6. User Reconnection & Synchronization

Interviewer: "When a user has been offline (e.g., on a plane) and opens the app, how do we synchronize their missed messages without fetching the entire history?"

Candidate: "We use a Sync Cursor mechanism. The client device stores the maximum message identifier or sequence boundary it has successfully processed locally. However, if a user is part of multiple active channels, providing a single global last_message_id will break ordering across different room partitions.

To fix this, the client maintains a map of specific checkpoints for all its rooms. Upon reconnecting, it establishes an explicit API request before re-opening its WebSocket stream:

The Request: GET /v1/sync?cursors={"channel_1": 105, "channel_2": 44}
The Range Query Execution: The server processes the map and queries Cassandra. Because message_id acts as our clustering key, Cassandra performs an optimized range scan on disk (WHERE channel_id = 'X' AND message_id > Y), extracting only the missed deltas. Once the history catch-up finishes, the client updates its internal cursors and connects to a WebSocket to handle subsequent real-time streams."

Step 4: Wrap Up & Trade-offs (5 mins)

Interviewer: "Excellent job. What are the main trade-offs or weak points in this architecture?"

Candidate: "Reflecting on our design, we have made five fundamental architectural trade-offs:

AP over CP in Storage & Routing: To handle 120,000 peak writes/sec, we chose Cassandra with Eventual Consistency and Redis Pub/Sub for routing. We prioritize Availability and Partition Tolerance. In the event of a network partition, some messages or typing indicators might arrive slightly out of order or be delayed, but the system will remain fully writable.
Distributed ID Sequencing Gaps (Snowflake vs. Counters): To avoid the central bottleneck of atomic Redis counters for sequencing, we chose Snowflake IDs. While Snowflake IDs solve the clock-drift and scaling issues across 1024 servers without coordination, they only guarantee loose chronological ordering and can have gaps in sequence numbers.
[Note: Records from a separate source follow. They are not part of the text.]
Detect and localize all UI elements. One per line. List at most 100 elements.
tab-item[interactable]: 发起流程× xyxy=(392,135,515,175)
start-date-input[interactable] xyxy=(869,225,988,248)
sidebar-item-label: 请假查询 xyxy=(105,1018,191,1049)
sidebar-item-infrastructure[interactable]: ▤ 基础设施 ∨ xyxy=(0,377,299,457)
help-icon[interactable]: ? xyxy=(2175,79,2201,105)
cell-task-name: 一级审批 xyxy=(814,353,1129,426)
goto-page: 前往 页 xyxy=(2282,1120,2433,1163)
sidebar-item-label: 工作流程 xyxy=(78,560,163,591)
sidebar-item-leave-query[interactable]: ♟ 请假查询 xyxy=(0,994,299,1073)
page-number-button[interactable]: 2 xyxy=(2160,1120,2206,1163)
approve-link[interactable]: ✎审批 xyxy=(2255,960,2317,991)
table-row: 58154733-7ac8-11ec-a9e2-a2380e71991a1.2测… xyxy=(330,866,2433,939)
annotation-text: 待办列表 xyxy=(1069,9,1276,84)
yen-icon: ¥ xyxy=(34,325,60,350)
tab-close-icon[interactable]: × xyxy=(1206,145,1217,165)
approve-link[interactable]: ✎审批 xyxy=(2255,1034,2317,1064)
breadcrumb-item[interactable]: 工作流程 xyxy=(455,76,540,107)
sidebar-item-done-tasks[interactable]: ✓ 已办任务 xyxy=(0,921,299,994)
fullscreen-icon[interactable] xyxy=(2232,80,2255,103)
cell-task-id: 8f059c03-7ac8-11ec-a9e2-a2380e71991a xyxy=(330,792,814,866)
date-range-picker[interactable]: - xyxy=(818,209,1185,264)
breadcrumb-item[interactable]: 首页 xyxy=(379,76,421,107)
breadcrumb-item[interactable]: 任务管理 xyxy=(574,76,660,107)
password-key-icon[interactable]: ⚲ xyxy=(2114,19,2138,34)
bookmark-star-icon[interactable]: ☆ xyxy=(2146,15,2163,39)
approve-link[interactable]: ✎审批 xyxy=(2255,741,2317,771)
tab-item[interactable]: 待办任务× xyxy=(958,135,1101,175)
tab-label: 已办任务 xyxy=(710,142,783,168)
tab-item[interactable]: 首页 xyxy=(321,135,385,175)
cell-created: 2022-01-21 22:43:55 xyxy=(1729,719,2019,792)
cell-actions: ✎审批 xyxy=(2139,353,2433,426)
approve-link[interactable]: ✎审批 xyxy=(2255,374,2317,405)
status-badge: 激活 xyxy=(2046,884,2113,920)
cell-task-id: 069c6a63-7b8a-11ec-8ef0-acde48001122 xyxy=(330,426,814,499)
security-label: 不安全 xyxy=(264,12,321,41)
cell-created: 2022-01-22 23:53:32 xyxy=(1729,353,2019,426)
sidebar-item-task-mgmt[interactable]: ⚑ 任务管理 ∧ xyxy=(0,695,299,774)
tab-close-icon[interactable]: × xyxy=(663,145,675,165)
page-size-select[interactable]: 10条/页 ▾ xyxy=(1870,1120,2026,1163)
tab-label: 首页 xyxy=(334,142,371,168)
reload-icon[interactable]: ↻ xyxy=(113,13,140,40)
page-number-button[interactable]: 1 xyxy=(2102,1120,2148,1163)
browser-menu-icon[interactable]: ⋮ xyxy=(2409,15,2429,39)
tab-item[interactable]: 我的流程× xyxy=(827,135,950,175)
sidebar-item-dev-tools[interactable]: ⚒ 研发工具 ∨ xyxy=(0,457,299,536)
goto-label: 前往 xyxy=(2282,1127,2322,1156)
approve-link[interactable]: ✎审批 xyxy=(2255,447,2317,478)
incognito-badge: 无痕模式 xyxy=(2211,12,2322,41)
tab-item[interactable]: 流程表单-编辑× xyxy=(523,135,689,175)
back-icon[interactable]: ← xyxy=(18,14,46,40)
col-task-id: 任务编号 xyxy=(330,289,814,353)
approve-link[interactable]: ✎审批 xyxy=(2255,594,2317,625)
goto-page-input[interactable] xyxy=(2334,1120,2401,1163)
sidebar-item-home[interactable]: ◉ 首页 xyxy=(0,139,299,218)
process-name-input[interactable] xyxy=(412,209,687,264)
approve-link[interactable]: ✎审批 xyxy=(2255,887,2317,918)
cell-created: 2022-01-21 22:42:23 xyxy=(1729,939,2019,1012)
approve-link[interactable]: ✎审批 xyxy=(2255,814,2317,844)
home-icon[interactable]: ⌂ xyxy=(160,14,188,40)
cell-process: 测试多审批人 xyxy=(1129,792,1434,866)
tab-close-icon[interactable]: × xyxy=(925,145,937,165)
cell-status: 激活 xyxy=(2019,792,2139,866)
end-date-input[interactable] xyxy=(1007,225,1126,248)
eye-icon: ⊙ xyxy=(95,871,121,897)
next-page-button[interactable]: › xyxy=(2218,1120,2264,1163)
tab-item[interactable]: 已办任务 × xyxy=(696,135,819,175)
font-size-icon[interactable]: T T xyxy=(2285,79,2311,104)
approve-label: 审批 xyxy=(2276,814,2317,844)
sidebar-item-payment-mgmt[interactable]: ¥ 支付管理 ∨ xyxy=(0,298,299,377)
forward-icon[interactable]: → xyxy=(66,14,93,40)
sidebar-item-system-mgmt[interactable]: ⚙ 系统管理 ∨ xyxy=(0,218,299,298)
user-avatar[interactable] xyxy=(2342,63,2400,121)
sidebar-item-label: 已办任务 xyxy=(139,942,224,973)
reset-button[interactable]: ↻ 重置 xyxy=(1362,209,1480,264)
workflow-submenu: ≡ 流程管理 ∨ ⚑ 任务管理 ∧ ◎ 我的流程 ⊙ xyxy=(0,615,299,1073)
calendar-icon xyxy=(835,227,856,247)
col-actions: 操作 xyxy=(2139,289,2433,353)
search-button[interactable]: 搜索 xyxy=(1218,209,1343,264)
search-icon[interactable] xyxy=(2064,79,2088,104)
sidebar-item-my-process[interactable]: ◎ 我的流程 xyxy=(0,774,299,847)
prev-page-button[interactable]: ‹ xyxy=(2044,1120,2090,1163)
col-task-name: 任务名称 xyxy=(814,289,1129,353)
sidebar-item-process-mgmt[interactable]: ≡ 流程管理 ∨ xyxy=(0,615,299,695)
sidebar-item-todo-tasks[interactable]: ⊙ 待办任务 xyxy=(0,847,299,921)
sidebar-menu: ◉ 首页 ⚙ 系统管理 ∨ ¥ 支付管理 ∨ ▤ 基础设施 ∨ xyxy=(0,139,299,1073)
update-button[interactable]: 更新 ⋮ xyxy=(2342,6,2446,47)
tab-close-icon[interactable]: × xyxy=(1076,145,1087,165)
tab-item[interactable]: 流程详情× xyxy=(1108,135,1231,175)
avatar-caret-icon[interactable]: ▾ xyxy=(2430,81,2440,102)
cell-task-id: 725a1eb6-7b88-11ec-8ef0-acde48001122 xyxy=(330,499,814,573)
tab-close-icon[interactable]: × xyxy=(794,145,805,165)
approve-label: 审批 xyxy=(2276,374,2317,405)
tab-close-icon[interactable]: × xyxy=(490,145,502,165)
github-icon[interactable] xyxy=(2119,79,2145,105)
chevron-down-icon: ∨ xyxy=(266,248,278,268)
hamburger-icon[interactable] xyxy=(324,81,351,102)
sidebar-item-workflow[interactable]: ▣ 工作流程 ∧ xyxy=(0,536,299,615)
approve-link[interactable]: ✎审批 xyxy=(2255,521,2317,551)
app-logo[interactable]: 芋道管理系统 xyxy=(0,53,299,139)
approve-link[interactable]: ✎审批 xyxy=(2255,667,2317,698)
The client UI must be designed to sort by timestamp/ID without assuming contiguous sequence numbers.
Media Pipeline Complexity: By enforcing a strict separation of concerns—offloading binary uploads directly to S3 via presigned URLs and caching via CDN—we protect our chat servers' WebSocket memory. However, this increases client-side complexity: the client must manage multipart upload states and coordinate metadata payload transmission over the WebSocket after a successful upload.
WebSocket Stateful Scaling Draining: Since WebSockets maintain persistent TCP connections, we cannot instantly rebalance connections using standard round-robin load balancing. When autoscaling down, we must implement connection draining (slowly disconnecting users over 10-15 minutes so they reconnect to other servers).
Redis Pub/Sub Durability: We route real-time messages via Redis Pub/Sub to bypass Kafka consumption latency. However, Redis Pub/Sub is 'fire-and-forget'—if Chat Server B crashes before delivering a message, it is lost in transit. We handle this by verifying deliveries via WebSocket ACKs and using the Cassandra database as the source of truth for offline synchronization."

Interviewer: "That is a very comprehensive, realistic, and well-reasoned system design. You've clearly articulated both the benefits and trade-offs of your choices. Thank you!"

Common Pitfalls in Interviews

Jumping straight into drawing: Drawing components before understanding requirements is the #1 reason candidates fail.
Talking in buzzwords: Saying "we'll use Kafka and Kubernetes" without explaining why they are needed shows a lack of depth.
Silent designing: Explain your thought process constantly. If you are silent for more than 30 seconds, the interviewer cannot evaluate you.
Defending designs blindly: If the interviewer points out a bottleneck, accept the feedback and work with them to fix it.

Summary Checklist

Before your next system design interview, make sure you can answer these questions:

Can I define the difference between functional and non-functional requirements?
Do I have a standard set of clarifying questions for common system types?
Can I sketch a high-level database schema for relational and non-relational databases?
Do I understand how to estimate scale (QPS, storage, bandwidth)?
Can I explain the trade-offs of consistent hashing, replication, and sharding?